Il Green Deal europeo – che impone lo stop alla vendita di auto termiche entro il 2035 – sembra aver aperto un varco strategico per la Cina, responsabile del 33% delle emissioni globali e mentre Bruxelles scommette sull’elettrico, le auto ibride cinesi – più economiche e senza i limiti d’autonomia delle rivali a batteria – conquistano famiglie e pendolari, una scelta dettata anche dalla carenza di infrastrutture: con appena 500.000 colonnine di ricarica in tutta Europa – perlopiù concentrate in Germania e Francia – l’auto elettrica rimane un lusso per chi ha un garage privato.
Intanto Pechino sorride: le sue fabbriche – alimentate a carbone – continuano a produrre motori tradizionali per un Occidente che si crede virtuoso e invece spalanca la porta al ritorno del motore a scoppio.

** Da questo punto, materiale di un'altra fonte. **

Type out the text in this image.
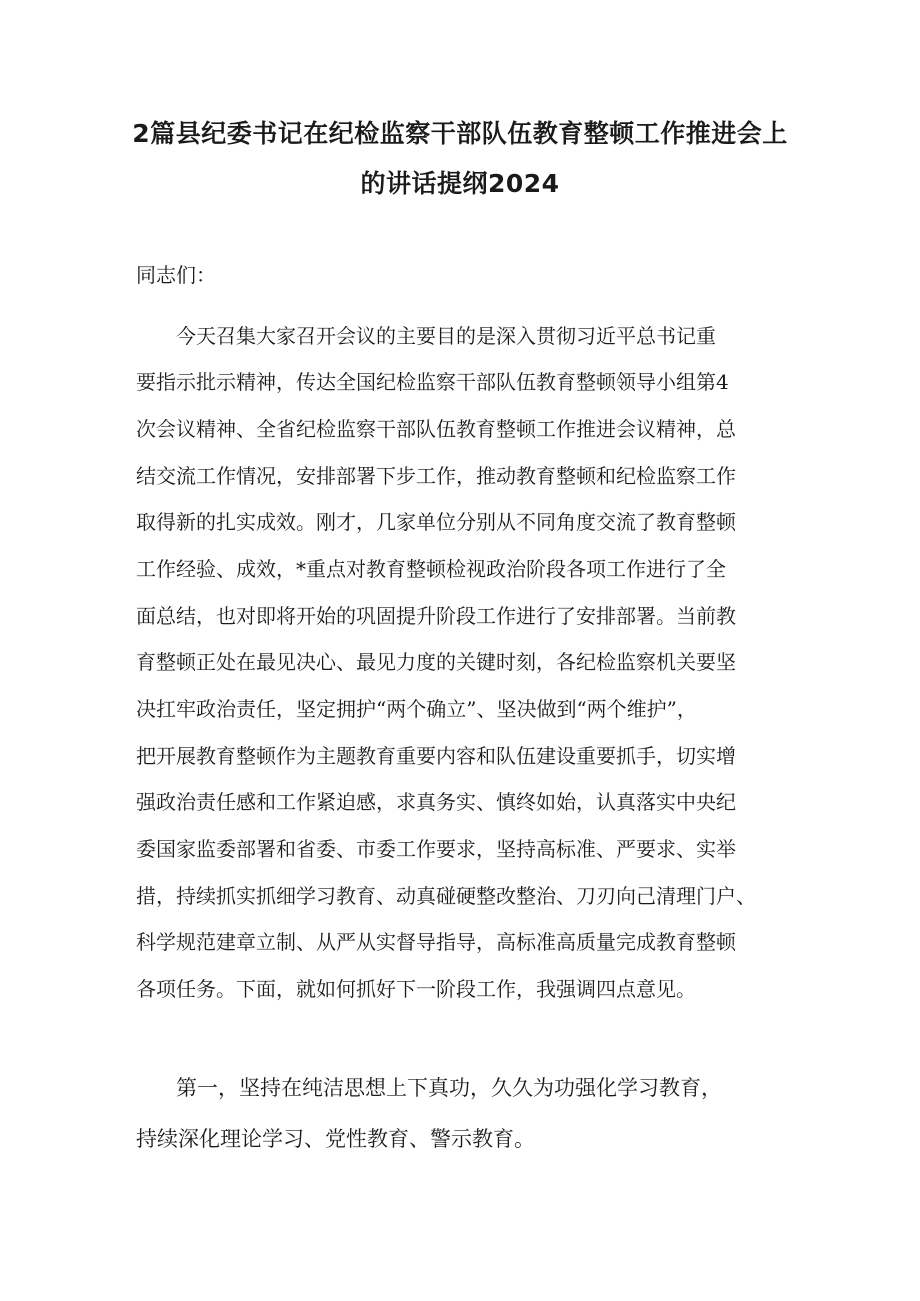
2篇县纪委书记在纪检监察干部队伍教育整顿工作推进会上
的讲话提纲2024
同志们：
今天召集大家召开会议的主要目的是深入贯彻习近平总书记重
要指示批示精神，传达全国纪检监察干部队伍教育整顿领导小组第4
次会议精神、全省纪检监察干部队伍教育整顿工作推进会议精神，总
结交流工作情况，安排部署下步工作，推动教育整顿和纪检监察工作
取得新的扎实成效。刚才，几家单位分别从不同角度交流了教育整顿
工作经验、成效，*重点对教育整顿检视政治阶段各项工作进行了全
面总结，也对即将开始的巩固提升阶段工作进行了安排部署。当前教
育整顿正处在最见决心、最见力度的关键时刻，各纪检监察机关要坚
决扛牢政治责任，坚定拥护“两个确立”、坚决做到“两个维护”，
把开展教育整顿作为主题教育重要内容和队伍建设重要抓手，切实增
强政治责任感和工作紧迫感，求真务实、慎终如始，认真落实中央纪
委国家监委部署和省委、市委工作要求，坚持高标准、严要求、实举
措，持续抓实抓细学习教育、动真碰硬整改整治、刀刃向己清理门户、
科学规范建章立制、从严从实督导指导，高标准高质量完成教育整顿
各项任务。下面，就如何抓好下一阶段工作，我强调四点意见。
第一，坚持在纯洁思想上下真功，久久为功强化学习教育，
持续深化理论学习、党性教育、警示教育。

Cina e la strategia degli ibridi: Xi Jinping sfrutta i dazi per dominare il mercato
La risposta della Cina alle tariffe doganali del 38% sulle auto elettriche è stata fruttuosa nella sua cinica efficacia ovvero puntare sugli ibridi (esenti da dazi) e inondare l’Europa di veicoli che Bruxelles vorrebbe bandire entro un decennio; mentre Volkswagen e Stellantis arrancano nel riconvertire gli impianti produttivi, i colossi cinesi sfruttano una rete industriale flessibile – sovvenzionata dallo Stato – e capace di passare dall’elettrico al termico in poche settimane.
E mentre l’Unione Europea cerca di copiare la transizione industriale cinese – con Pechino che punta a raggiungere il 40% di auto elettriche entro il 2030 – le case automobilistiche asiatiche si impadroniscono della fascia produttiva che l’Europa sta abbandonando senza difenderla, così – tra ritardi tecnologici e visioni ambientali disallineate – l’Europa rischia di perdere anche l’ultimo baluardo manifatturiero dopo aver già ceduto il fotovoltaico e gran parte dell’elettronica.
Ursula Von der Leyen – che solo un anno fa celebrava in modo trionfale il piano d’incentivi all’elettrico – oggi si trova a dover gestire le macerie di una politica industriale incoerente, mentre la Cina intasca i frutti di una transizione verde incompleta.